Cranfield was contracted in 2008 by the UK Civil Aviation Authority and the UK Committee on Toxicity to conduct the study, and it co-operated with several airlines to test on flights by five aircraft types.

These included the British Aerospace BAe 146 and Boeing 757 as well as the Airbus A319, A320 and A321. A series of air samples were taken at specific points on all the flights, and additional samples if a fume event occurred, to analyse its content for volatile or semi-volatile organic compounds, carbon monoxide and particles.

During 38 of the flights at least one pilot, cabin crew member or researcher reported fumes or smells. But the report also stated: "No fume event occurred during this study which triggered the airline's formal reporting procedures."

It said that neurotoxins were present, but the levels measured were acceptable according to standards applied to the workplace or the home.

UK minster for transport Theresa Villiers said: "The Department [for Transport] will always take the health of persons on board aircraft very seriously and I hope the publication of this thorough and independent analysis by Cranfield University will provide reassurance on this issue."

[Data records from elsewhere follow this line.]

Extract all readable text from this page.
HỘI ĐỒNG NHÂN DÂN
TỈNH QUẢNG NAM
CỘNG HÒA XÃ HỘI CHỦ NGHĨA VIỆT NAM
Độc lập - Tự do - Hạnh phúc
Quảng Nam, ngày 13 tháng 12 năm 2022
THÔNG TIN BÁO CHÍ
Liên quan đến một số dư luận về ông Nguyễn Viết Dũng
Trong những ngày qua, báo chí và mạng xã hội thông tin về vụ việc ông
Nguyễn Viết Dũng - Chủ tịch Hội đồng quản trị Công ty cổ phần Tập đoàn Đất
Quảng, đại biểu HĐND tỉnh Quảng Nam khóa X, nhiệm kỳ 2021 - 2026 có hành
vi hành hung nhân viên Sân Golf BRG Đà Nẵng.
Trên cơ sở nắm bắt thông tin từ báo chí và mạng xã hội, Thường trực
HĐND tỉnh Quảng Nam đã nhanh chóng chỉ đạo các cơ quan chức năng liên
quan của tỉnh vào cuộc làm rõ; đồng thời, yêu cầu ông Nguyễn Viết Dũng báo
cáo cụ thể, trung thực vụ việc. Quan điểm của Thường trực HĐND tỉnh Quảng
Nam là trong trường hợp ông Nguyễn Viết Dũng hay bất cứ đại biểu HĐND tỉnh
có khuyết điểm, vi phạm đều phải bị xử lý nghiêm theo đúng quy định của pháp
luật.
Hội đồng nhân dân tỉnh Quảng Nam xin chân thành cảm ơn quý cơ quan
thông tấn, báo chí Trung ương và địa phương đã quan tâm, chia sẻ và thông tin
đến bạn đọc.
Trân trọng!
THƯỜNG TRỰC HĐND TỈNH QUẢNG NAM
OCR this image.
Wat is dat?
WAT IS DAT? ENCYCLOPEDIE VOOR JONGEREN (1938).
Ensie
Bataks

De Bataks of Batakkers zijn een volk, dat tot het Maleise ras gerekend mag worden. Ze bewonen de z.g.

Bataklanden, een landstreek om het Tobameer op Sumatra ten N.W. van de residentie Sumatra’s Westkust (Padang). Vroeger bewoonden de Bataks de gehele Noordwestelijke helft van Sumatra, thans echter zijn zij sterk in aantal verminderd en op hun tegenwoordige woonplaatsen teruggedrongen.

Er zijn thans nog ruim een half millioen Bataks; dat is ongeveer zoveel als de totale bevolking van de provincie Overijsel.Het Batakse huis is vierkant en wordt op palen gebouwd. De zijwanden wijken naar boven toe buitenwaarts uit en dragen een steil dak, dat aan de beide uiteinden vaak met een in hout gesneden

She said that the Department will "now take forward" another outstanding cabin air study, swab test research being conducted by the Institute of Occupational Medicine in Edinburgh.

But Tristan Loraine, a member of the Global Cabin Air Quality Executive and a former British Airways pilot who lost his pilot licence as a result of health damage by cabin air contamination, said he disagreed with the report's conclusions.

He said that several isomers of the highly neurotoxic chemical tricresyl phosphate were detected in the cabins during the Cranfield tests, and that the presence of these is unacceptable even at the detected levels.

Loraine said there are no stated levels of toxic chemicals published for the travelling public's protection, so for the report to state, as it does, that the levels found were acceptable is meaningless. The trial was invalid, he added, because it was not able to measure the chemicals present during a reportable event.

UK pilots union BALPA said the Cranfield study is a "major contribution", along with the swab research, to the scientific study required on the toxicity issue. Secretary general Jim McAuslan says: "Irrespective of the Committee on Toxicity's conclusions there are examples of pilots who get ill and BALPA will continue to explore this as a matter of concern."